On not having closed our churches

Language matters.

It matters more in how it is heard than in how it is meant.

If we want to communicate certain things, then disciplined use of language can help us, because it will improve the chances of what we want to say being heard, rather than being misunderstood.

There was a time when we British Baptists would not have thought of calling the building we met in for worship a ‘church’.

We knew that the church was the congregation, gathered together by God, covenanted to each other before God.

If the church habitually met in a particular building, we called that a ‘chapel’.

‘Church,’ we once understood, meant people, saved by grace, making expansive vows to each other because God has called us together.

‘Chapel,’ we used to know, meant a building, where the church can conveniently congregate.

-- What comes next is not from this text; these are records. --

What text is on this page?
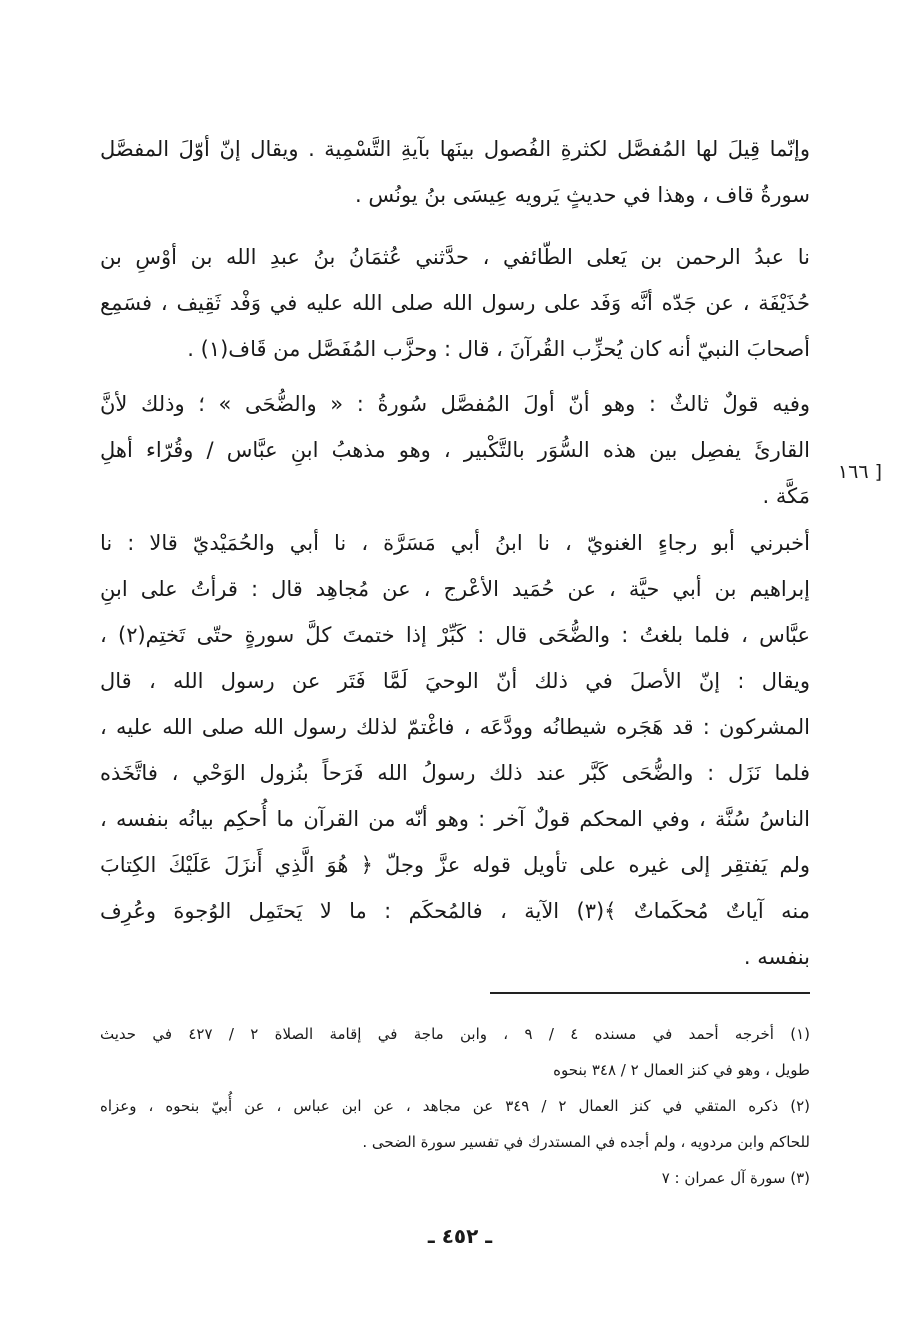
وإنّما قِيلَ لها المُفصَّل لكثرةِ الفُصول بينَها بآيةِ التَّسْمِية . ويقال إنّ أوّلَ المفصَّل
سورةُ قاف ، وهذا في حديثٍ يَرويه عِيسَى بنُ يونُس .
نا عبدُ الرحمن بن يَعلى الطّائفي ، حدَّثني عُثمَانُ بنُ عبدِ الله بن أوْسِ بن
حُذَيْفَة ، عن جَدّه أنَّه وَفَد على رسول الله صلى الله عليه في وَفْد ثَقِيف ، فسَمِع
أصحابَ النبيّ أنه كان يُحزِّب القُرآنَ ، قال : وحزَّب المُفَصَّل من قَاف(١) .
وفيه قولٌ ثالثٌ : وهو أنّ أولَ المُفصَّل سُورةُ : « والضُّحَى » ؛ وذلك لأنَّ
القارئَ يفصِل بين هذه السُّوَر بالتَّكْبير ، وهو مذهبُ ابنِ عبَّاس / وقُرّاء أهلِ
مَكَّة .
[ ١٦٦
أخبرني أبو رجاءٍ الغنويّ ، نا ابنُ أبي مَسَرَّة ، نا أبي والحُمَيْديّ قالا : نا
إبراهيم بن أبي حيَّة ، عن حُمَيد الأعْرج ، عن مُجاهِد قال : قرأتُ على ابنِ
عبَّاس ، فلما بلغتُ : والضُّحَى قال : كَبِّرْ إذا ختمتَ كلَّ سورةٍ حتّى تَختِم(٢) ،
ويقال : إنّ الأصلَ في ذلك أنّ الوحيَ لَمَّا فَتَر عن رسول الله ، قال
المشركون : قد هَجَره شيطانُه وودَّعَه ، فاغْتمّ لذلك رسول الله صلى الله عليه ،
فلما نَزَل : والضُّحَى كَبَّر عند ذلك رسولُ الله فَرَحاً بنُزول الوَحْي ، فاتَّخَذه
الناسُ سُنَّة ، وفي المحكم قولٌ آخر : وهو أنّه من القرآن ما أُحكِم بيانُه بنفسه ،
ولم يَفتقِر إلى غيره على تأويل قوله عزَّ وجلّ ﴿ هُوَ الَّذِي أَنزَلَ عَلَيْكَ الكِتابَ
منه آياتٌ مُحكَماتٌ ﴾(٣) الآية ، فالمُحكَم : ما لا يَحتَمِل الوُجوهَ وعُرِف
بنفسه .
(١) أخرجه أحمد في مسنده ٤ / ٩ ، وابن ماجة في إقامة الصلاة ٢ / ٤٢٧ في حديث
طويل ، وهو في كنز العمال ٢ / ٣٤٨ بنحوه
(٢) ذكره المتقي في كنز العمال ٢ / ٣٤٩ عن مجاهد ، عن ابن عباس ، عن أُبيّ بنحوه ، وعزاه
للحاكم وابن مردويه ، ولم أجده في المستدرك في تفسير سورة الضحى .
(٣) سورة آل عمران : ٧
ـ ٤٥٢ ـ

[This is for us Baptists—and of course for others, although I do not presume to identify those traditions that would be happy to be defined by this point—other faithful followers of our King Jesus will disagree, and so will define things differently.]

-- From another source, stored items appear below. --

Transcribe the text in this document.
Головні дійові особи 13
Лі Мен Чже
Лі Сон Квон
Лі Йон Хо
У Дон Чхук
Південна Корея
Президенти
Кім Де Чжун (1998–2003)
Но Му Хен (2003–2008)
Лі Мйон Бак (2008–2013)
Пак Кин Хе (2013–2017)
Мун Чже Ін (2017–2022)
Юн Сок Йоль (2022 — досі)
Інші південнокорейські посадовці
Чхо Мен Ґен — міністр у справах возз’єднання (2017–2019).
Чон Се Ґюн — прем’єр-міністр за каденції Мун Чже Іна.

This old, almost lost, tradition, seems important just now.

Our chapels are closed, but our churches are alive and active, and doing wonderful Kingdom work, spreading the gospel and doing justice.

Perhaps this present strange season will teach us that there was value in the old language: we should not identify ‘chapel’ and ‘church’ because the former is incidental to us, the latter the definitive core of who we are.

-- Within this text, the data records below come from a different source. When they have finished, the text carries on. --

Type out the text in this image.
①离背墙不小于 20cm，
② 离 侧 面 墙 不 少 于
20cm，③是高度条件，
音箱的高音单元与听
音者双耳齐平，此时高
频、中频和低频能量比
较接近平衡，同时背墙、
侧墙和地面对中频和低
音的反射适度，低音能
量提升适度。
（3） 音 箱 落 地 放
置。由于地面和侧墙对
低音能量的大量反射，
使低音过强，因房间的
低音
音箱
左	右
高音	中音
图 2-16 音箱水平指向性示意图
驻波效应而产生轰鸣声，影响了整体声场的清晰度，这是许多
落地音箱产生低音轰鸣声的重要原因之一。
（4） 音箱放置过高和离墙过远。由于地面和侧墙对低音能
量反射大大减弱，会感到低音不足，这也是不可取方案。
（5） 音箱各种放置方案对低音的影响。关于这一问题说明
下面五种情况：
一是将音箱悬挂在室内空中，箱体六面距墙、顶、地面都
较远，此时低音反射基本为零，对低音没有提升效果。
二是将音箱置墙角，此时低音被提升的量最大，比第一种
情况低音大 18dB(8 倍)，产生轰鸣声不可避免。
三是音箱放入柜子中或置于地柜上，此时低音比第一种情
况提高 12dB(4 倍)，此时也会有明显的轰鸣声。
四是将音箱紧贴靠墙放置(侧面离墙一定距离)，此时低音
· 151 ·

Our chapels are closed—and, on Sundays in particular, that is a great sadness to us, because we long to gather together for worship.

Our chapels are closed, but our churches are open and active. Announcing the gospel, however they can; serving the needy; comforting those who mourn; praying for the needs of the fellowship, the community, and the world; living out the call of the Kingdom.

For us Baptists, our chapels are closed, but our churches are open and alive and active; the one is an inconvenience; the other a vital gospel truth.